I'm very new to digital design (my background is software). I'm trying to make use of some block RAM on a Xilinx FPGA, and I want to know what the usual methods are for setting up the RAM control signals w.r.t. the clock.
I currently have a single clock used by all of my design. The RAM can perform a read/write every rising edge, and I want to use it at that rate. Of course, the control signals need to be set some time before the rising edge of the clock. I imagine there are a few ways to do this:
- Set the signals on the falling edge of the clock.
- Set the signals on the rising edge. The synthesis tool is clever enough to know what I want, knows the required setup time, and takes care of everything.
- Set the signals on the rising edge. The synthesis tool isn't clever enough, but I can do funny things with timing constraints to get the signals set up early enough.
- Use two clocks slightly out of phase, set the signals on the rising edge of the leading clock.
- Some other approaches?
Which of these are possible, which are actually good or usually used, and are there any advantages or disadvantages to help choose between them?
Edit: I'm using plain VHDL for reasons of portability, and not using Xilinx-specific CoreGen or primitives. I'm following Xilinx documenation though, and writing the VHDL in such a way as to let the tools infer the correct RAM type ("RAM HDL Coding Guidelines in UG687 if anyone is interested). The tools seem to be doing this correctly.
Best Answer
You don't need to use the other edge, or phase shift the clock.

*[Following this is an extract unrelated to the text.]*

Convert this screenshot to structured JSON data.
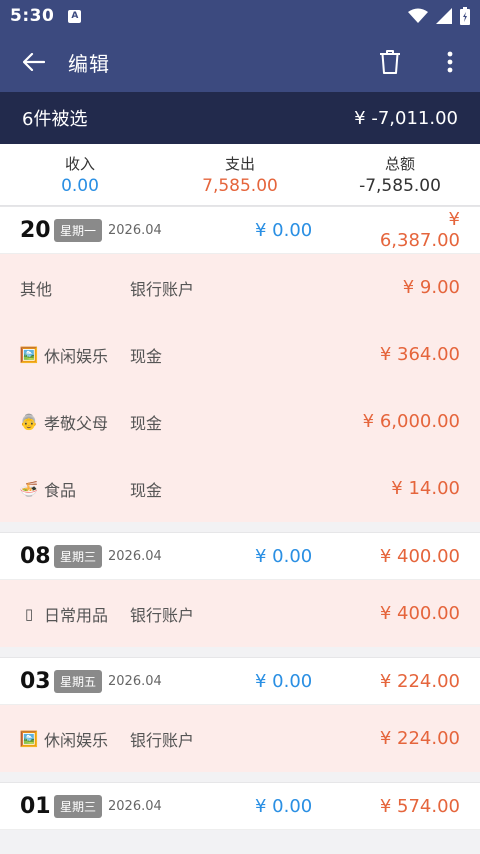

Just set the data up on the rising edge, and then the next rising edge will clock it in to the memory (as per option 2).
Running static timing analysis will tell you of any hold/setup violations. But if you add proper waveform constraints to your clock (i.e. frequency, duty), the fitter will do its best to meet the timing requirements.
This is the fundamental basis of synchronous design. Every register clocks on the same edge at the same time, so theoretically the data from the last cycle at any register input will always be loaded in on the current cycle. This is achieved primarily using low-skew H-tree clock architectures - where the distance from the clock source to any register is pretty much the same length with the same delays - so theoretically every register should clock at the same time.
The data will take a bit longer to arrive (as it has DFF propagation delay and routing delay) before it gets to the next register, meaning that the input of a register will change at some point after the clock edge that set it up (and hopefully before the edge that is supposed to load it).